Banks are accustomed to taking on financial risk and generating profit from it. It is the premise of their business models. But nonfinancial risk, whether related to compliance failures, misconduct, technology, or operational challenges, has only a downside. And the downside can be large.
Foremost are the financial consequences. Between 2008 and 2012, the top ten banks globally lost close to $200 billion through litigation, compensation claims, and operational mishaps. At least 17 incidents racked up losses of more than $1 billion each; another 65 incidents each resulted in losses above $100 million.
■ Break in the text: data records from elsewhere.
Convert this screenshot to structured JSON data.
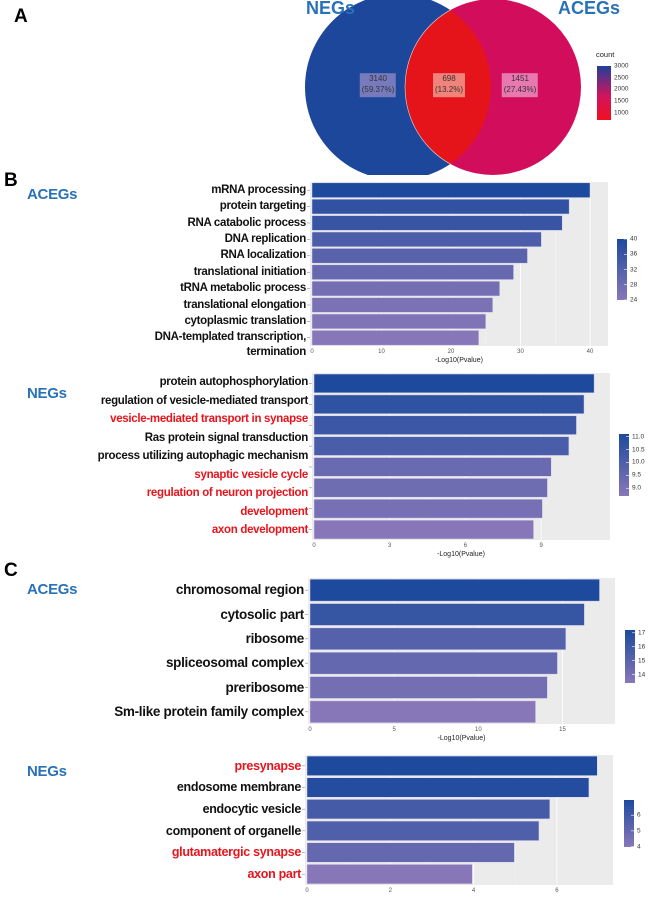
{
  "panels": {
    "a": "A",
    "b": "B",
    "c": "C"
  },
  "venn": {
    "left_title": "NEGs",
    "right_title": "ACEGs",
    "regions": [
      {
        "name": "NEGs only",
        "count": "3140",
        "percent": "(59.37%)",
        "color": "#1c479b"
      },
      {
        "name": "overlap",
        "count": "698",
        "percent": "(13.2%)",
        "color": "#e5141b"
      },
      {
        "name": "ACEGs only",
        "count": "1451",
        "percent": "(27.43%)",
        "color": "#d20e5c"
      }
    ],
    "legend": {
      "title": "count",
      "ticks": [
        "3000",
        "2500",
        "2000",
        "1500",
        "1000"
      ],
      "colors": [
        "#1f3f9a",
        "#d0145c",
        "#f01020"
      ]
    }
  },
  "colors": {
    "low": "#8877b8",
    "high": "#1d4a9d",
    "red_term": "#e8141c",
    "black_term": "#111111",
    "panel_bg": "#ebebeb"
  },
  "chart_data": [
    {
      "type": "bar",
      "orientation": "horizontal",
      "group": "ACEGs",
      "section": "B",
      "categories": [
        "mRNA processing",
        "protein targeting",
        "RNA catabolic process",
        "DNA replication",
        "RNA localization",
        "translational initiation",
        "tRNA metabolic process",
        "translational elongation",
        "cytoplasmic translation",
        "DNA-templated transcription,\ntermination"
      ],
      "highlight": [
        false,
        false,
        false,
        false,
        false,
        false,
        false,
        false,
        false,
        false
      ],
      "values": [
        40,
        37,
        36,
        33,
        31,
        29,
        27,
        26,
        25,
        24
      ],
      "xlabel": "-Log10(Pvalue)",
      "xlim": [
        0,
        42.3
      ],
      "xticks": [
        "0",
        "10",
        "20",
        "30",
        "40"
      ],
      "xtick_values": [
        0,
        10,
        20,
        30,
        40
      ],
      "legend_ticks": [
        "40",
        "36",
        "32",
        "28",
        "24"
      ],
      "legend_tick_values": [
        40,
        36,
        32,
        28,
        24
      ]
    },
    {
      "type": "bar",
      "orientation": "horizontal",
      "group": "NEGs",
      "section": "B",
      "categories": [
        "protein autophosphorylation",
        "regulation of vesicle-mediated transport",
        "vesicle-mediated transport in synapse",
        "Ras protein signal transduction",
        "process utilizing autophagic mechanism",
        "synaptic vesicle cycle",
        "regulation of neuron projection\ndevelopment",
        "axon development"
      ],
      "highlight": [
        false,
        false,
        true,
        false,
        false,
        true,
        true,
        true
      ],
      "values": [
        11.1,
        10.7,
        10.4,
        10.1,
        9.4,
        9.25,
        9.05,
        8.7
      ],
      "xlabel": "-Log10(Pvalue)",
      "xlim": [
        0,
        11.65
      ],
      "xticks": [
        "0",
        "3",
        "6",
        "9"
      ],
      "xtick_values": [
        0,
        3,
        6,
        9
      ],
      "legend_ticks": [
        "11.0",
        "10.5",
        "10.0",
        "9.5",
        "9.0"
      ],
      "legend_tick_values": [
        11,
        10.5,
        10,
        9.5,
        9
      ]
    },
    {
      "type": "bar",
      "orientation": "horizontal",
      "group": "ACEGs",
      "section": "C",
      "categories": [
        "chromosomal region",
        "cytosolic part",
        "ribosome",
        "spliceosomal complex",
        "preribosome",
        "Sm-like protein family complex"
      ],
      "highlight": [
        false,
        false,
        false,
        false,
        false,
        false
      ],
      "values": [
        17.2,
        16.3,
        15.2,
        14.7,
        14.1,
        13.4
      ],
      "xlabel": "-Log10(Pvalue)",
      "xlim": [
        0,
        18.0
      ],
      "xticks": [
        "0",
        "5",
        "10",
        "15"
      ],
      "xtick_values": [
        0,
        5,
        10,
        15
      ],
      "legend_ticks": [
        "17",
        "16",
        "15",
        "14"
      ],
      "legend_tick_values": [
        17,
        16,
        15,
        14
      ]
    },
    {
      "type": "bar",
      "orientation": "horizontal",
      "group": "NEGs",
      "section": "C",
      "categories": [
        "presynapse",
        "endosome membrane",
        "endocytic vesicle",
        "component of organelle",
        "glutamatergic synapse",
        "axon part"
      ],
      "highlight": [
        true,
        false,
        false,
        false,
        true,
        true
      ],
      "values": [
        6.97,
        6.77,
        5.83,
        5.57,
        4.98,
        3.97
      ],
      "xlabel": "",
      "xlim": [
        0,
        7.3
      ],
      "xticks": [
        "0",
        "2",
        "4",
        "6"
      ],
      "xtick_values": [
        0,
        2,
        4,
        6
      ],
      "legend_ticks": [
        "6",
        "5",
        "4"
      ],
      "legend_tick_values": [
        6,
        5,
        4
      ]
    }
  ]
}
Yet the direct financial consequences of non financial risk are not the only concern. The reputational damage wrought can hit a bank hard at a time when customers, shareholders, and public stakeholders are questioning banks’ business models. And there are also the personal consequences for senior managers, whom regulators increasingly hold accountable for misconduct or failure to comply with laws and regulations. All of this, and the prospect of still tighter regulation, puts considerable pressure on banks to manage non financial risk better.
Many have already invested heavily to do so, boosting head counts, creating new governance structures, and making operational improvements to control risks related to compliance, fraud, and IT. Yet the mitigation of NFR remains elusive. Much time is spent firefighting and remediating audit findings, yet too often there is no warning of when or where the next risk might materialise.